Flora Hall Brewing, named for the historic building it calls home, took home gold and silver awards for two of its beers at the Canadian Brewing Awards on May 27. The brewery won gold in English Bitters for its English Ordinary Bitters and silver in North American Style Pale Ale for its American Oat Pale Ale.
The brewery is only celebrating its seventh month of pulling pints, but owner of the business Dave Longbottom, said he’s not surprised by the talent of his brewers and quality of the beer.
“The future is extremely bright because [the brewers] have got so much talent and so much creativity and they’re feeling so much love and energy from the customers.”
Longbottom said the story behind the brewery starts with Flora Hall itself.
“It wasn’t like I set about to open a brewery,” Longbottom said. “I set about to create a place, and the brewery is a natural fit here because of the bones of the building.”

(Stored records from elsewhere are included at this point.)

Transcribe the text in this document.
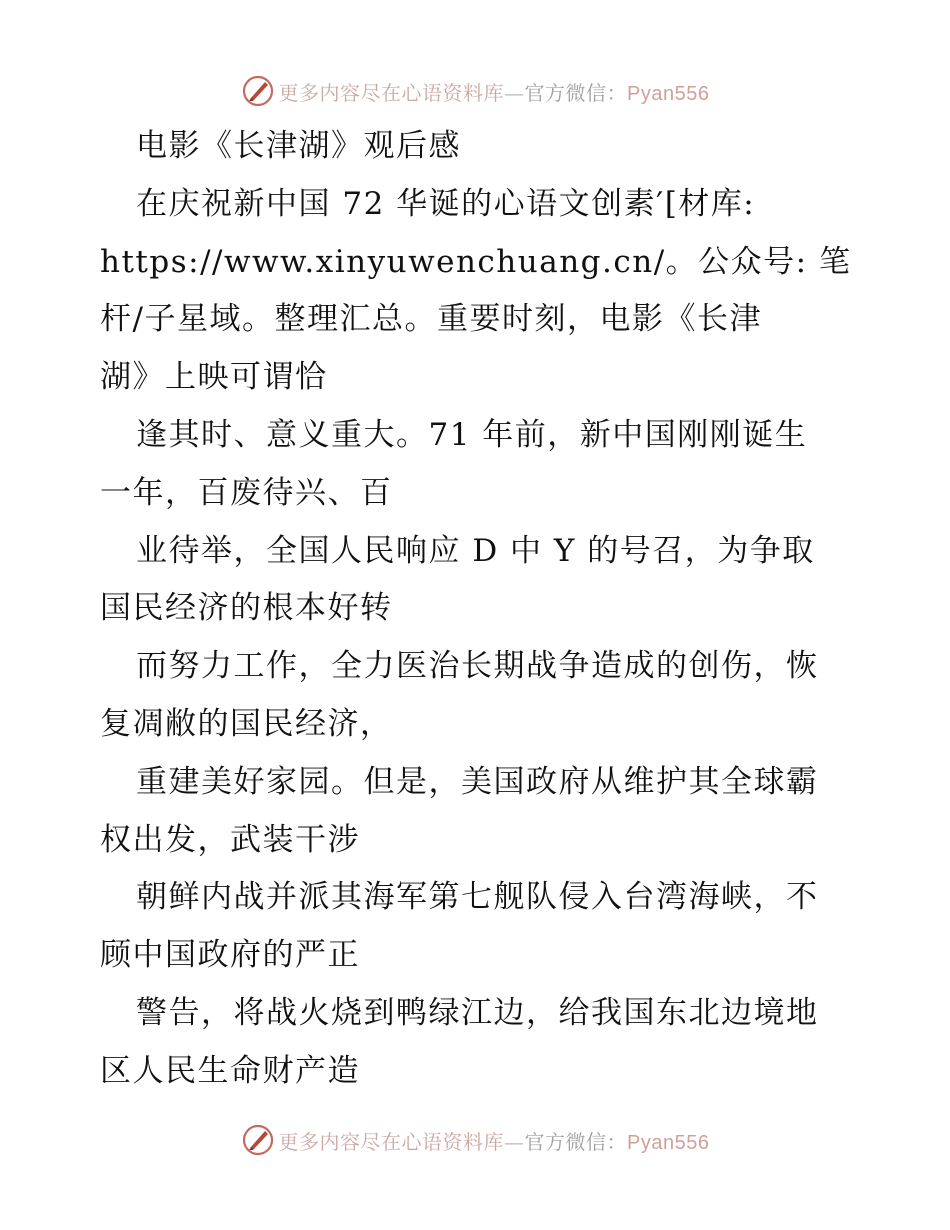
更多内容尽在心语资料库—官方微信：Pyan556
电影《长津湖》观后感
在庆祝新中国 72 华诞的心语文创素′[材库:
https://www.xinyuwenchuang.cn/。公众号: 笔
杆/子星域。整理汇总。重要时刻，电影《长津
湖》上映可谓恰
逢其时、意义重大。71 年前，新中国刚刚诞生
一年，百废待兴、百
业待举，全国人民响应 D 中 Y 的号召，为争取
国民经济的根本好转
而努力工作，全力医治长期战争造成的创伤，恢
复凋敝的国民经济，
重建美好家园。但是，美国政府从维护其全球霸
权出发，武装干涉
朝鲜内战并派其海军第七舰队侵入台湾海峡，不
顾中国政府的严正
警告，将战火烧到鸭绿江边，给我国东北边境地
区人民生命财产造
更多内容尽在心语资料库—官方微信：Pyan556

He said he’s known about Flora Hall since going to see shows at Barrymore’s in the 1980s, but when he was looking for a place to set-up a business he found the building had been left empty for over a decade. Despite this, the location at 37 Flora St., just west of Bank Street and north of the Queensway, was a perfect place to set up a brewery and restaurant.
“Outside it looked aesthetically attractive, but decrepit,” Longbottom said. The windows and doors were “tired and old” but the façade of the building was still pleasing.
Flora Hall was built in 1927 by Welch and Johnston, an engineering firm, to be used as offices and storage. It eventually became a motorcycle repair garage, which Longbottom said gave it a rough reputation.
“No disrespect to the guys that run it, but I understand it was a pretty notorious place.”
After he bought the building, Longbottom said it was a blank slate. Before construction there were only cinder block walls and a big open space. Most of the insides were ripped out before starting again, except for the glass window still visible above the garage door in the middle of the building. Longbottom said the renovations he did to Flora Hall were meant to keep the original character of the building intact, but also recognize that the neighbourhood is changing and gentrifying.
“I love Centretown. I think it’s going through a transition that I think a neighbourhood should go through,” he said. “Some neighbourhoods, not just in Ottawa but in all cities, get almost overwhelmed by new people. I don’t find Centretown to be like that.”
He said on a typical Friday night a real cross-section of the community comes to the bar. This was the goal from the beginning of starting Flora Hall Brewing, he said, to create a neighbourhood gathering place.
“We’ve got babies sitting at the table, we’ve got old people, we’ve got people my age, we’ve got [young] people all over the place,” he said. “That’s reflective of the people in this neighborhood.”
Longbottom said the brewery wouldn’t have succeeded without the support of the surrounding community and the people who live there. He said he was careful to create something that wouldn’t negatively affect his Centretown neighbours.
“It’s not a nightclub, people don’t spill out into the streets at 2 o’clock rowdy and drunk, it’s a proper neighbourhood gathering spot.”
For now, Flora Hall beer can only be bought at the brewery itself, but Longbottom said he wouldn’t rule out selling it through other friends in the restaurant business down the line.
He added that, in the meantime, the brewery and experience will stay focused on the historic Centretown building.